Friday, August 2, 2013

BABAGWA (Jason Paul Laxamana, 2013)





Babagwa, simply put, is a film about just deserts, comeuppance, the punitive consequences of the immoral, et cetera. To cut to the chase, the inevitability of reversal and retribution in Laxamana's film about deceptive cyberspace fantasies is too telegraphed even before one is midway through the movie. The virtual world it constructs shows characters manufactured with anticipatable illusory trappings. The illusion of the handsome and the beautiful: we are made abundantly aware of this set-up, through the online reveries of its main character and henceforth we are long prepared for the eventual erosion of make-believe. This gives the movie the patina of predictability that taints it. Sufferance is the overriding emotion one experiences in this spider’s lair that doesn’t stick nor pin us down. The web of unfolding lies and deceit, the foreseeable confidence trick ending in inversion, consigns Babagwa into a match-box of sorts meant alone for child-like ignorance which still keeps the silk of spiders, liable to be carried around in a dark, forgotten pocket.

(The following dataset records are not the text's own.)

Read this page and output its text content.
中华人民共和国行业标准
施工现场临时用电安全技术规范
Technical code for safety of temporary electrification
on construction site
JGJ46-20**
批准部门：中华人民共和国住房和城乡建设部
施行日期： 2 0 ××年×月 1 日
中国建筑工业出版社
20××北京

What’s wrong, for the most part, is the film's predictable Catholicism and its retributive dictates upheld by its filmmakers. What’s wrong is its schematic causality, how the characters are too predictably dastardly not to deserve what’s coming to them at the end. What’s wrong is how it patronizes customary morality. However, its moral diktats are more than a century late. The era of Nietzsche, de Sade, Baudelaire and Artaud has long been upon us in their imaginings of the transgressive. Maybe the whole concept of a genre movie mongering in "a web of lies and deception" is just too wearisome for words, a plot-line whose main thrust is sex and more sex. Which is, all too predictably, in Babagwa’s agenda.

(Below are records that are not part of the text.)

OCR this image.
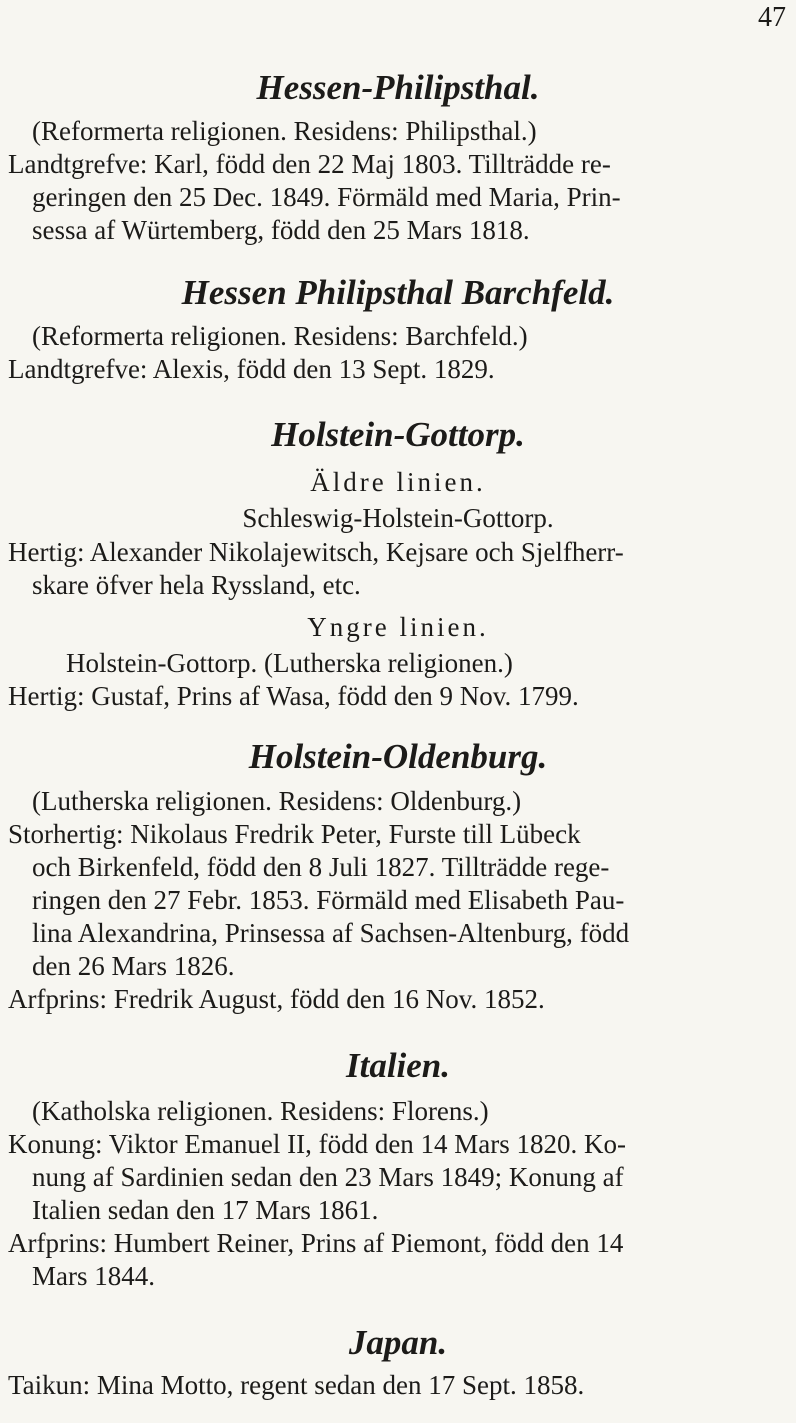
47
Hessen-Philipsthal.
(Reformerta religionen. Residens: Philipsthal.)
Landtgrefve: Karl, född den 22 Maj 1803. Tillträdde re-
geringen den 25 Dec. 1849. Förmäld med Maria, Prin-
sessa af Würtemberg, född den 25 Mars 1818.
Hessen Philipsthal Barchfeld.
(Reformerta religionen. Residens: Barchfeld.)
Landtgrefve: Alexis, född den 13 Sept. 1829.
Holstein-Gottorp.
Äldre linien.
Schleswig-Holstein-Gottorp.
Hertig: Alexander Nikolajewitsch, Kejsare och Sjelfherr-
skare öfver hela Ryssland, etc.
Yngre linien.
Holstein-Gottorp. (Lutherska religionen.)
Hertig: Gustaf, Prins af Wasa, född den 9 Nov. 1799.
Holstein-Oldenburg.
(Lutherska religionen. Residens: Oldenburg.)
Storhertig: Nikolaus Fredrik Peter, Furste till Lübeck
och Birkenfeld, född den 8 Juli 1827. Tillträdde rege-
ringen den 27 Febr. 1853. Förmäld med Elisabeth Pau-
lina Alexandrina, Prinsessa af Sachsen-Altenburg, född
den 26 Mars 1826.
Arfprins: Fredrik August, född den 16 Nov. 1852.
Italien.
(Katholska religionen. Residens: Florens.)
Konung: Viktor Emanuel II, född den 14 Mars 1820. Ko-
nung af Sardinien sedan den 23 Mars 1849; Konung af
Italien sedan den 17 Mars 1861.
Arfprins: Humbert Reiner, Prins af Piemont, född den 14
Mars 1844.
Japan.
Taikun: Mina Motto, regent sedan den 17 Sept. 1858.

About its central protagonist, Greg (Alex Medina) is a facebook scam artist who virtually styles himself as a rich, philanthropic kid, with the elaborate con leading to him and his conspirators raking in money through some fake emergency scenario. (In real life, he is a malcontent who gripes about his small cut from this online racket. In real life, he seems too naive for a slick operator to never suspect and second-guess the wiles and ruses of his prospective victims. A con man being conned is, by now, too pat.) The rest is a mop-up job that hides the spoors of his cyber crimes. His accomplices are no less odious, Marney, a gay man in dire need of money (Joey Paras) serves as the brains orchestrating this virtual fakery, the community of bogus accounts revolving around the fake rich-kid persona. A third but subsidiary character serves as the owner of the bank account.

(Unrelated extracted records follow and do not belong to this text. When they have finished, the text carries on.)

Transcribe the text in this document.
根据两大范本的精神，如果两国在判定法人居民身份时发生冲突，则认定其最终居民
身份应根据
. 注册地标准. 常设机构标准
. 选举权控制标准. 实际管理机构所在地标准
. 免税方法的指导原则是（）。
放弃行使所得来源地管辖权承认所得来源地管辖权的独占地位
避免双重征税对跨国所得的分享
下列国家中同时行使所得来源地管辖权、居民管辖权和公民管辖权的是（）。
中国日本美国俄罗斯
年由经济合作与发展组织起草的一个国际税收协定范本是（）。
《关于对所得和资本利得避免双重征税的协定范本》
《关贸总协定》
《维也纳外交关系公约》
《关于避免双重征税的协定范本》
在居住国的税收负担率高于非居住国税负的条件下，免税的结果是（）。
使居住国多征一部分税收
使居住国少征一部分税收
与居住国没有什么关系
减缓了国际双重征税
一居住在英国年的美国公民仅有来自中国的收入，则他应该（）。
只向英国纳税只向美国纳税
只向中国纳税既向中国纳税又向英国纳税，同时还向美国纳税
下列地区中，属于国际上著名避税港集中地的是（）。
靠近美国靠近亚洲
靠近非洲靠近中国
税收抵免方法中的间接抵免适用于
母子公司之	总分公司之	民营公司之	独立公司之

Maybe our inner moralists will go gungho for this movie. Crime doesn’t pay, the golden rule, karma, et cetera, they will agree has had a hand in it. In short, the microcosm of Babagwa is too orderly, too tractable, too docile even, in its sense of the wrong and the immoral. Me? Maybe I’m just looking for something novel, or maybe I’m still flirting with the Nietzschean transvaluation of all values. The Baudelairean flower of evil. The Artaudian devaluation of values.

Maybe when one looks at it through rose-tinted glasses, it can serve a cautionary purpose. Don’t be fooled by virtual illusions, it may wish us to pay heed. Maybe if you are a wide-eyed teenager, and naively prone to believe in the imaginary world of cyber prestidigitation, the so-called machinations of this movie might resonate. Heavens forbid. Like a miniscule spider, this one's for the beaks of birds. 

My other beef with it is that it takes a facile shortcut and presents an artificial dilemma at the end: what if instead of the rich, "spinsterish" woman at the other end, she turns out to be an immoral, insufferable beauty instead? Someone with all that, plus a glorious and irresistible past -- like say in Billy Wilder's Sunset Boulevard. As Wilder shows, that would have been a nightmare scenario. Even as Babagwa ends open-endedly with the con man being conned, what will keep him from bolting? The crime he has already acknowleged? The crime he is more than willing to take the fall for? The movie is trapped in its own artificiality. It only goes back to the film it is so desperately trying to channel and draw upon. Big difference: Sunset Boulevard goes straight for the jugular, the illusion and enchantment is plausible and established from the get-go, irrevocably, inescapably so: the characters go cheek-by-jowl in all the bigger-than-life illusion of tinsel enchantment and fantasy. 

None of this flimsy gossamer you can flick aside just like that.